Finding that new model, which is heavily dependent on the Internet and other electronic technologies, is crucial for publishers who want to remain relevant to younger readers, said Joshua Steiner, Quadrangle managing principal, at the Reuters Hedge Funds and Private Equity Summit.
“So unless newspapers can ... engage readers, especially readers under the age of 40, the long-term prospects for the industry are not great,” he said.
Newspaper publishers embody Wall Street’s definition of an out of favor industry as ad revenue tanks and readers turn to the Internet for news. To offset slower growth, publishers have cut jobs to slash costs, and none dares to guess when their online business will compensate for print declines.
Absent the discovery of a successful business model that will sustain the strong cash flow papers still produce, publishers will have to rely on cost cuts and consolidation, he said. With no end in sight to that trend, investors in the business will steer clear until valuations fall further.
“We think newspapers will continue to have a strong franchise in many markets for a long period of time, but it’s unclear that the valuations reflect the uncertainty associated with their business model,” Steiner said.
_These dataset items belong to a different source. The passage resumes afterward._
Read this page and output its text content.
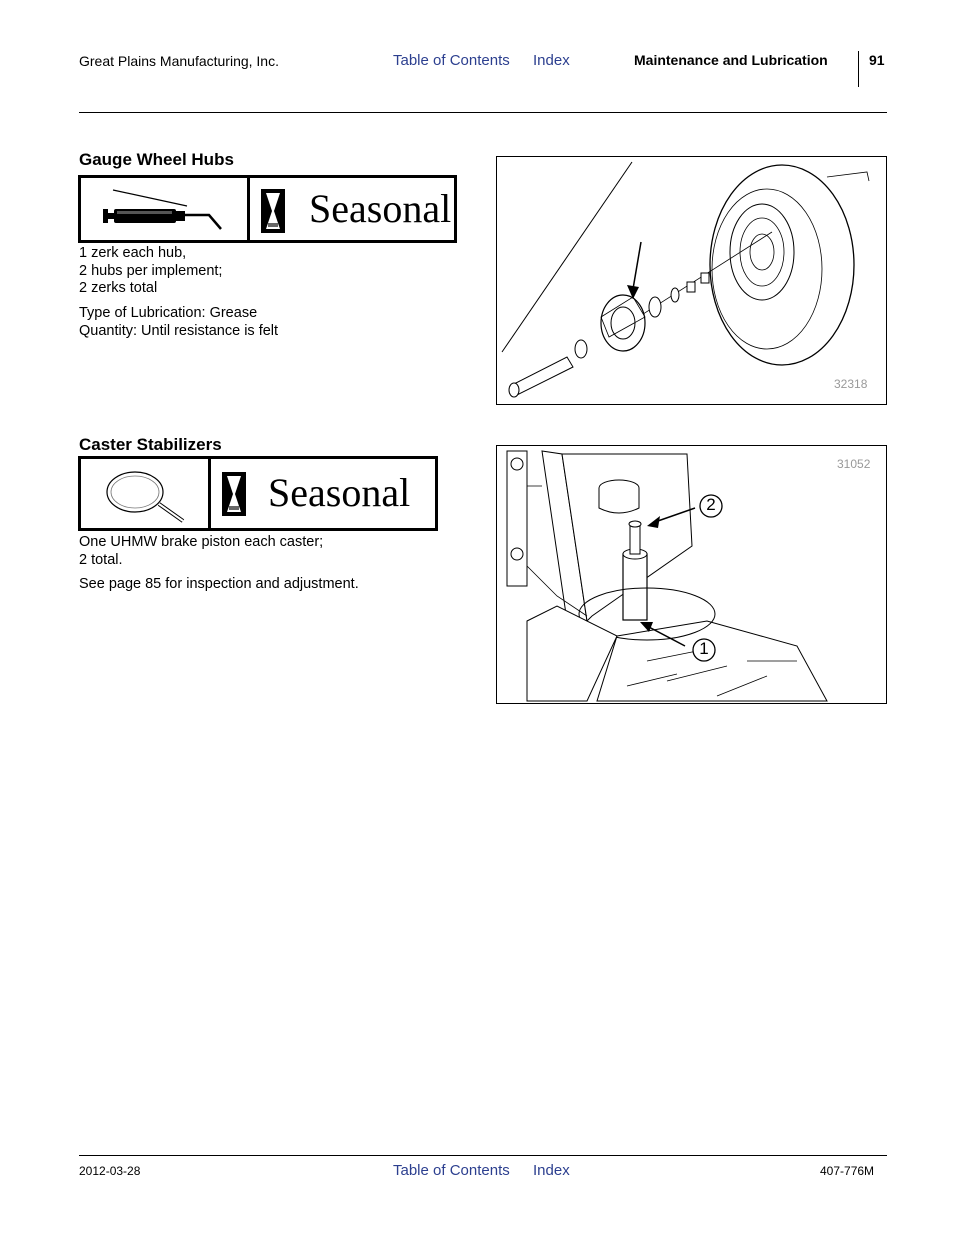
Great Plains Manufacturing, Inc.	Table of Contents Index	Maintenance and Lubrication	91
Gauge Wheel Hubs
Seasonal
1 zerk each hub,
2 hubs per implement;
2 zerks total
Type of Lubrication: Grease
Quantity: Until resistance is felt
32318
Caster Stabilizers
Seasonal
One UHMW brake piston each caster;
2 total.
See page 85 for inspection and adjustment.
2
1
31052
2012-03-28	Table of Contents Index	407-776M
“We’re not opining on any particular newspaper company, but if you’re going to invest into a sector where there is big cyclical risk, or where there is fundamental change associated with the industry, you need to be compensated for it. And the way you’re normally compensated for it is through price,” Steiner added, but he did not say that valuations would fall more.
So far, Quadrangle, whose managing principal Steven Rattner is an adviser to The New York Times Co, has not invested in the sector.
“We’ve examined a lot of newspapers that have come up for sale. We think a lot of them are very good businesses. As I said, I don’t think they’re disappearing tomorrow,” Steiner said. “Generally speaking, we can’t get to the prices that people are paying for them, and that’s why we haven’t bought them.”
Steiner said new technologies like Amazon.com’s Kindle wireless electronic book reader, created outside of the media and wireless industries, could drum up new business for the media sector.
“Devices like Kindle will be supported through a variety of ways: subscriber revenue and advertising revenue,” Steiner told Reuters Television in an interview.
Over time, devices like the Kindle, which offers electronic copies of books for sale and charges subscription fees for newspapers, magazines, and blogs, could turn into an advertising vehicle for publishers.
“I suspect over time there will in fact be an opportunity for devices like the Kindle to generate revenue for advertising,” Steiner said.